You may encounter this topic more often in daily life than you think. What is important here: Not every report you find in the media or online accurately reflects the state of research. The studies show a more nuanced picture than sensational headlines suggest.

How do scientists arrive at these statements? They don't just evaluate a single study; they look at many studies simultaneously. This allows them to determine whether a result was random or if it is consistently confirmed. In this case, the findings are based on 11 scientific papers from different countries and research groups.

What does "Clinical Implication Despite Causal Limitations" mean for me as a patient?

One point that often causes uncertainty is clinical implication despite causal limitations. However, science has made important progress in recent years.

The contribution of the Gwak et al. study (2025) to the exposure complex is indirect: The study primarily examined atopic dermatitis and dementia by summarizing multiple studies and using Mendelian random assignment, thereby adding to the picture of systemic inflammatory conditions as potential risk factors for dementia. Although the focus is not on periodontal disease (periodontitis), the study strengthens the overarching hypothesis that chronic inflammatory diseases—regardless of the organ of origin—may promote neurodegenerative processes. This is relevant for clinically classifying the link between periodontal disease (periodontitis) and Alzheimer's because it places periodontitis within a broader pattern of chronic inflammation rather than treating it as an isolated causal factor. Periodontal disease (periodontitis) may not be the cause, but rather one component in an overall inflammatory environment that accelerates cognitive aging processes.

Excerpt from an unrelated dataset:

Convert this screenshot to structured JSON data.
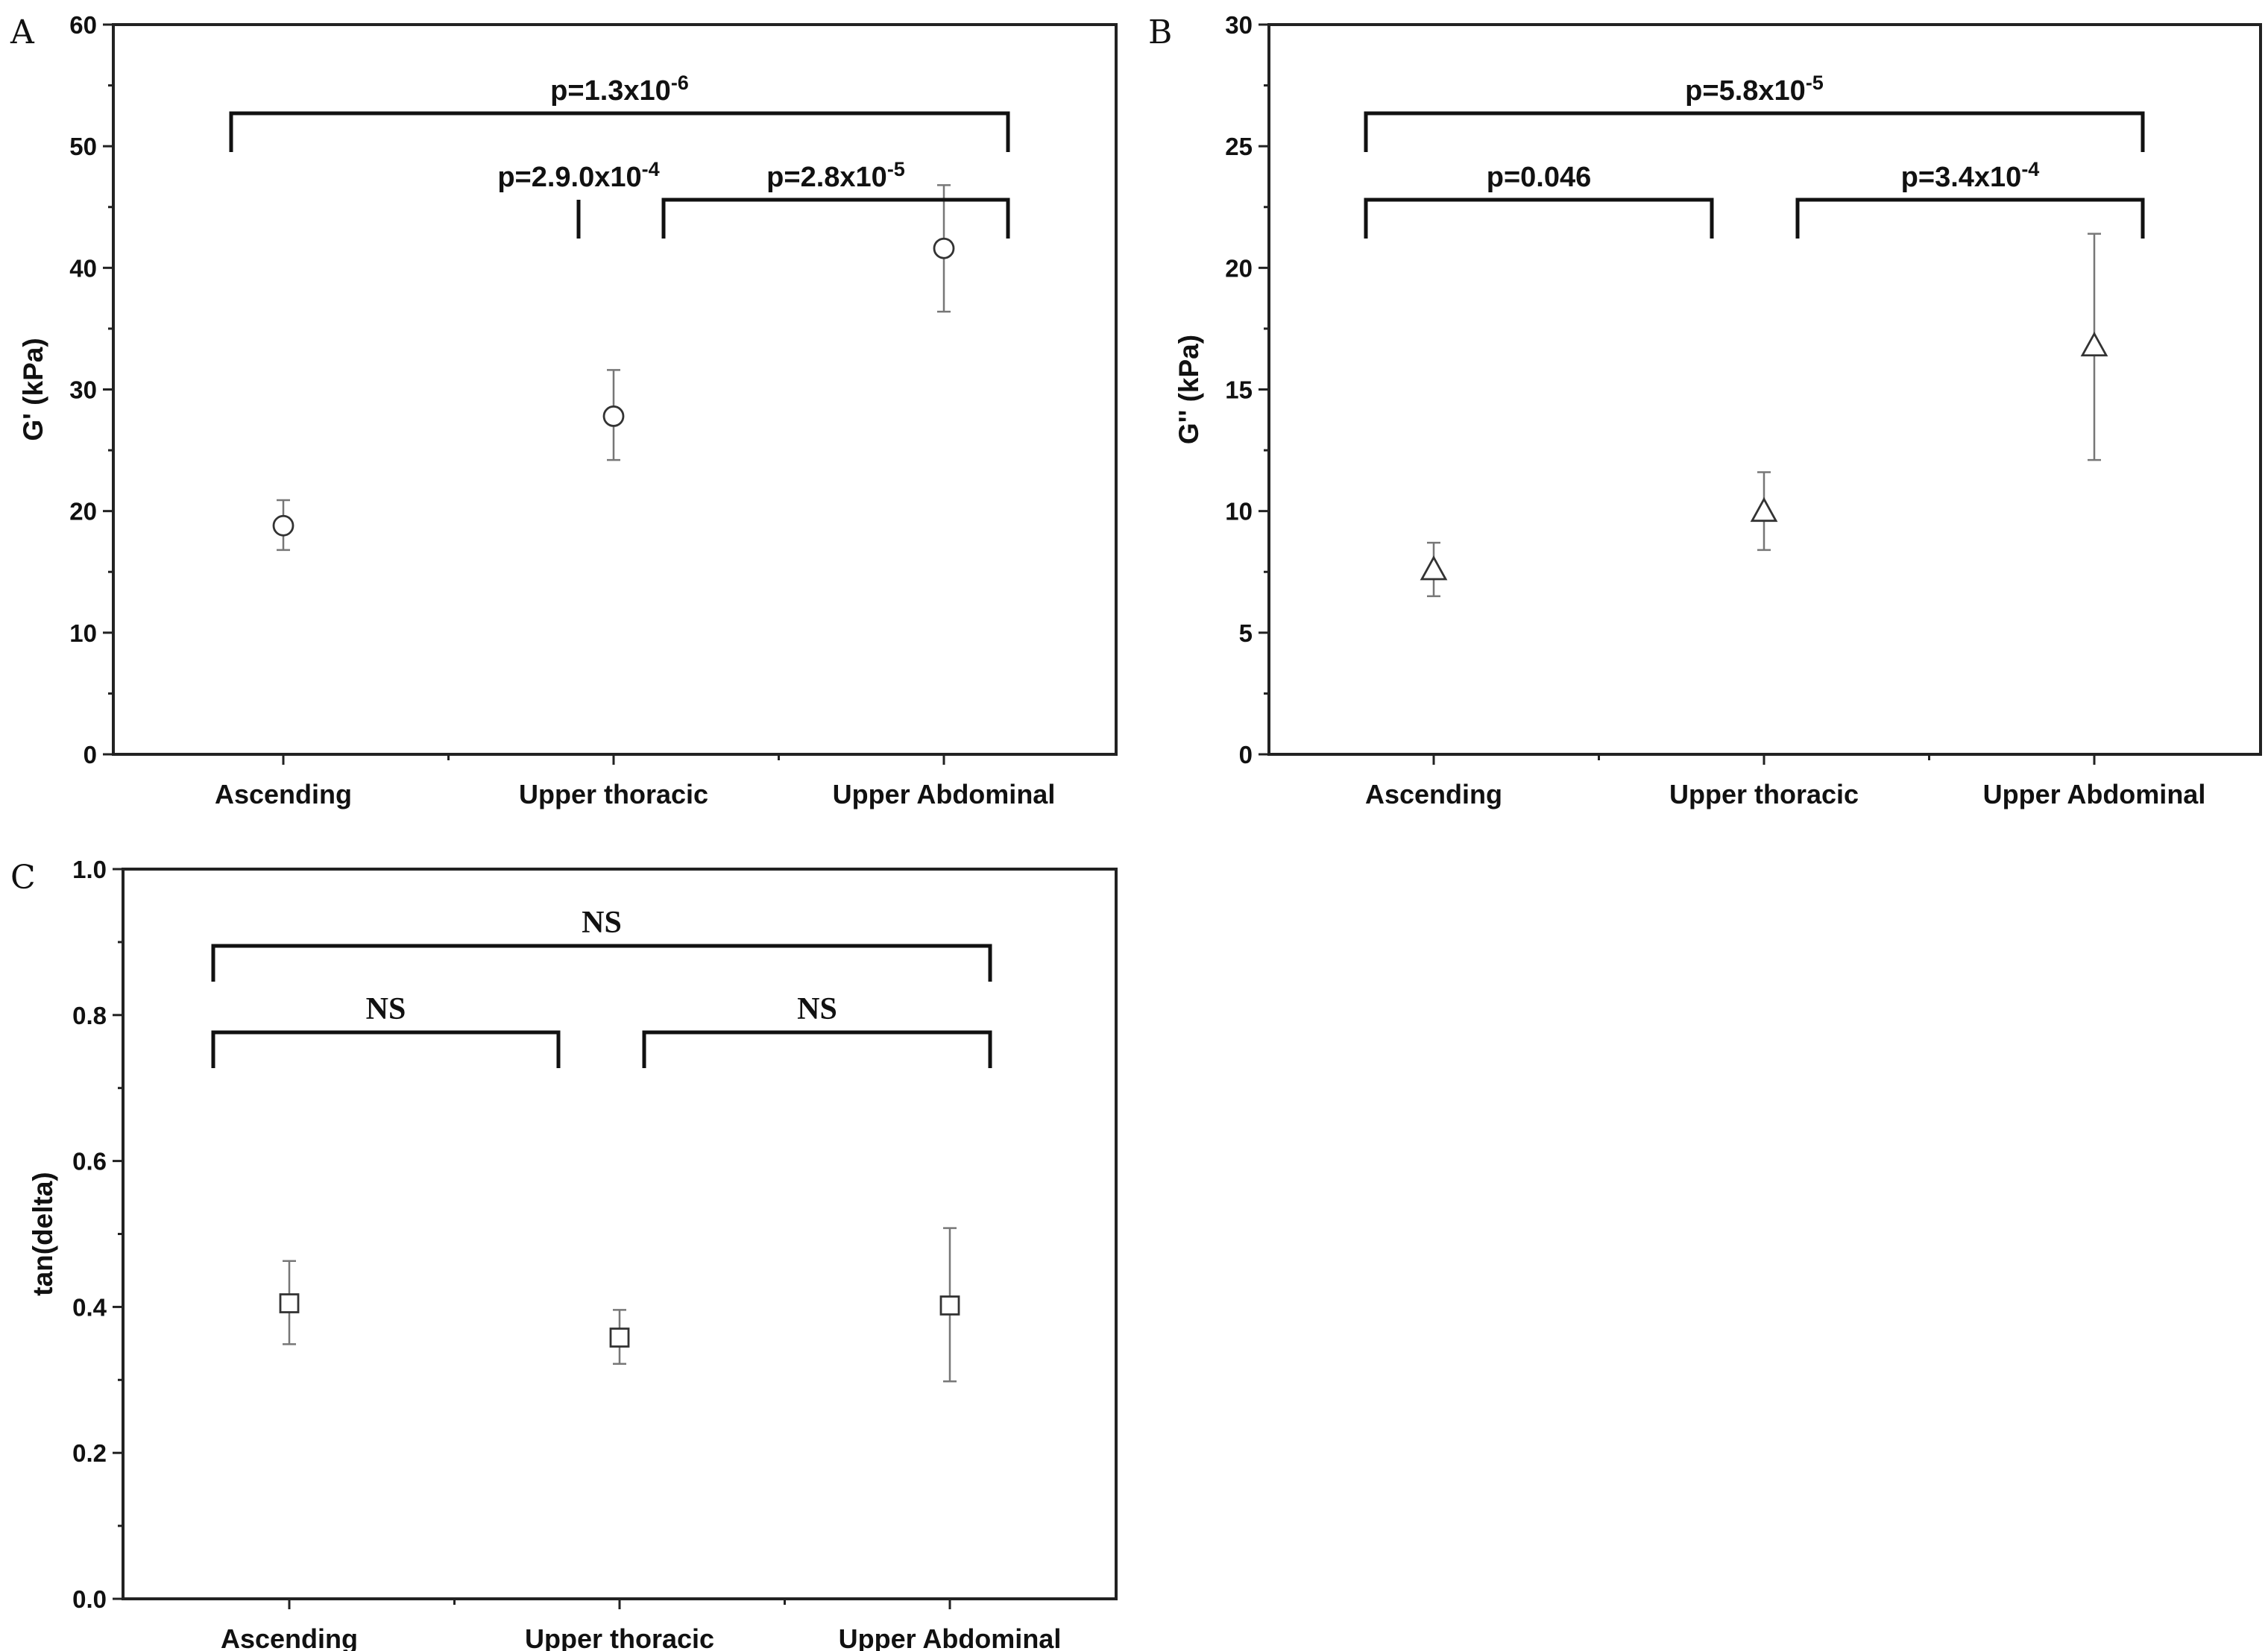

For practice, this means: Oral health remains systemically relevant—regardless of whether the causal chain to Alzheimer's can be detailed. Periodontal therapy is indicated for periodontal, cardiovascular, and diabetic reasons. The potential risk reduction for cognitive impairment is an additional argument, but not a standalone reason for treatment. The clinical logic must remain inductive here: We treat periodontal disease (periodontitis) because there are good reasons to do so—a potential added cognitive benefit strengthens these reasons but does not create a new indication for therapy.

What is not supported by this scientific evidence: Recommending periodontal therapy as "Alzheimer's prevention" or recommending specific antimicrobial strategies against P. gingivalis with the goal of neuroprotection. Similarly, cognitive screening in the dental office is not justified by current scientific evidence—there is a lack of both validated screening tools for this setting and evidence-based actions that would result from a positive finding.

The most appropriate clinical stance is systemically interested vigilance: Take periodontal disease (periodontitis) in older patients seriously, consider the systemic risk constellation, but do not include exaggerated causal claims in patient communication. The clinical consequence is better overall care, not an overzealous curative logic. Those who take the topic seriously in practice improve care—those who exaggerate it damage the credibility of evidence-based recommendations.

For the interdisciplinary care of older patients, the current research situation implies a stronger connection between dentistry and geriatrics. The S3 guideline for periodontal therapy (Stages I–III) already recommends systemic risk assessment—the cognitive dimension belongs in this context, not as a standalone endpoint, but as an additional aspect of the overall consideration.

What does this mean for you? Practice messages must be systemically interested but causally cautious.

You may encounter this topic more often in daily life than you think. What is important here: Not every report you find in the media or online accurately reflects the state of research. The studies show a more nuanced picture than sensational headlines suggest.

What makes these results reliable? In medical research, the rule is: the more independent studies that reach the same conclusion, the more certain the statement is. The type of study and the number of participants also play an important role. Large controlled studies with many participants provide more reliable results than small surveys.